Summary: The current industry practice of deploying GenAI-based solutions relies solely on high-end GPU infrastructure. However, several analyses have uncovered that this approach leads to resource wastage, as high-end GPUs are used for inference tasks that could be handled by a CPU or a commodity GPU at a much lower cost. Bud Runtime’s heterogeneous inference feature addresses this problem by intelligently splitting the inference workload between CPUs, commodity GPUs, and high-end GPUs, optimizing cost efficiency. This article explores LLM serving using heterogeneous hardware clusters in detail and reviews prominent research in this area.

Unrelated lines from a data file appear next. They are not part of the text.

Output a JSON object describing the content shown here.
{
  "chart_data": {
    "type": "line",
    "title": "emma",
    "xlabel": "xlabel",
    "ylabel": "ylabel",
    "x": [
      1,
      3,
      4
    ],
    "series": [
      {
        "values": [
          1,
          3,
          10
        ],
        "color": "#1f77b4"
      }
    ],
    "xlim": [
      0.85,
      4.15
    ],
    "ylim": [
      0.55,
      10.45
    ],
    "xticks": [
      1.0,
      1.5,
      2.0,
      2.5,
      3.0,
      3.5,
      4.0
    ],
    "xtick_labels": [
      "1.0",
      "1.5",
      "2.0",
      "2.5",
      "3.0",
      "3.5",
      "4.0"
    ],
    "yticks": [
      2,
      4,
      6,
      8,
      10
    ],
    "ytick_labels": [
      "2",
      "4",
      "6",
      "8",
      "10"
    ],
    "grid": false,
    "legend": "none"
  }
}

The cost of serving large language models (LLMs) is one of the key challenges hindering the widespread adoption of generative AI in enterprises. As a result, companies are increasingly focused on making their generative AI initiatives more cost-effective without compromising performance. In recent years, various technical innovations have enhanced inference efficiency, helping to reduce LLM serving costs. While most advancements have concentrated on optimizing inference engines, a crucial factor often overlooked is the optimization of hardware utilization—specifically, using the right hardware for each LLM task.
The current industry practice of deploying GenAI-based solutions relies solely on high-end GPU infrastructure—either on-premises GPU clusters or cloud-based LLM services. These infrastructure options come with significant costs. For instance, serving a model like Llama2-70B at BF16 precision requires two NVIDIA A100-80GB GPUs, which can cost over $5,200 per month in on-demand rental fees on major cloud platforms.

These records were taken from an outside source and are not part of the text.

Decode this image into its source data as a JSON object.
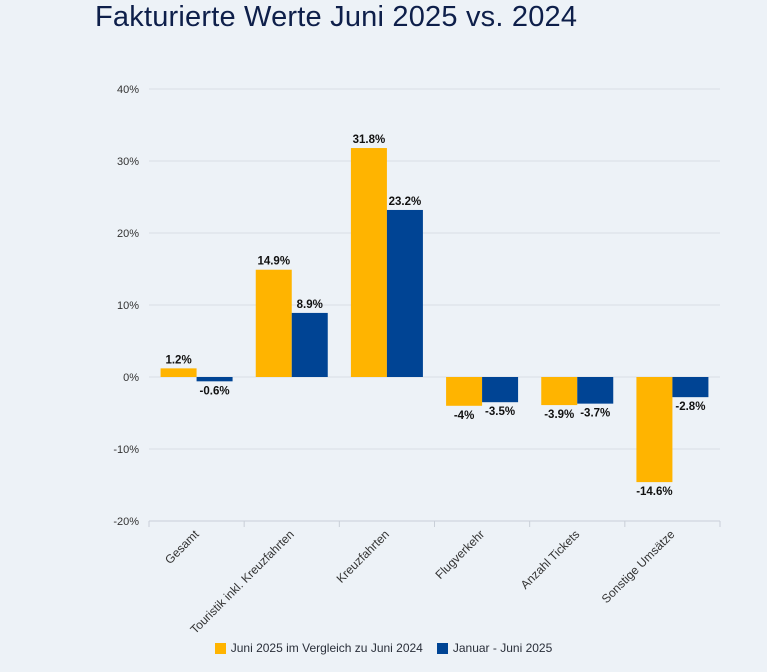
{
  "colors": {
    "series1": "#ffb400",
    "series2": "#004494",
    "grid": "#d9dee5",
    "axis_text": "#333333",
    "label_text": "#111111"
  },
  "chart_data": {
    "type": "bar",
    "title": "Fakturierte Werte Juni 2025 vs. 2024",
    "categories": [
      "Gesamt",
      "Touristik inkl. Kreuzfahrten",
      "Kreuzfahrten",
      "Flugverkehr",
      "Anzahl Tickets",
      "Sonstige Umsätze"
    ],
    "series": [
      {
        "name": "Juni 2025 im Vergleich zu Juni 2024",
        "values": [
          1.2,
          14.9,
          31.8,
          -4,
          -3.9,
          -14.6
        ]
      },
      {
        "name": "Januar - Juni 2025",
        "values": [
          -0.6,
          8.9,
          23.2,
          -3.5,
          -3.7,
          -2.8
        ]
      }
    ],
    "data_labels": [
      [
        "1.2%",
        "14.9%",
        "31.8%",
        "-4%",
        "-3.9%",
        "-14.6%"
      ],
      [
        "-0.6%",
        "8.9%",
        "23.2%",
        "-3.5%",
        "-3.7%",
        "-2.8%"
      ]
    ],
    "yticks": [
      40,
      30,
      20,
      10,
      0,
      -10,
      -20
    ],
    "ytick_labels": [
      "40%",
      "30%",
      "20%",
      "10%",
      "0%",
      "-10%",
      "-20%"
    ],
    "ylim": [
      -20,
      40
    ],
    "grid": true,
    "legend_position": "bottom"
  }
}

However, several analyses have uncovered that this approach leads to resource wastage, as high-end GPUs are used for inference tasks that could be handled by a CPU or a commodity GPU at a much lower cost. For example,
- For small request sizes, the A10G GPU provides up to 2.6X greater T/$ than the A100 GPU.
- For larger request sizes, the A100 GPU outperforms the A10G by 1.5X in cost efficiency.
In real-world applications, a substantial portion of the requests sent to LLMs are relatively simple and could easily be handled by less powerful hardware, such as CPUs or commodity GPUs. Relying solely on high-end GPUs for all requests leads to a clear inefficiency, wasting valuable resources. Moreover, most deployments already include CPUs, which are often underutilized, further worsening this inefficiency.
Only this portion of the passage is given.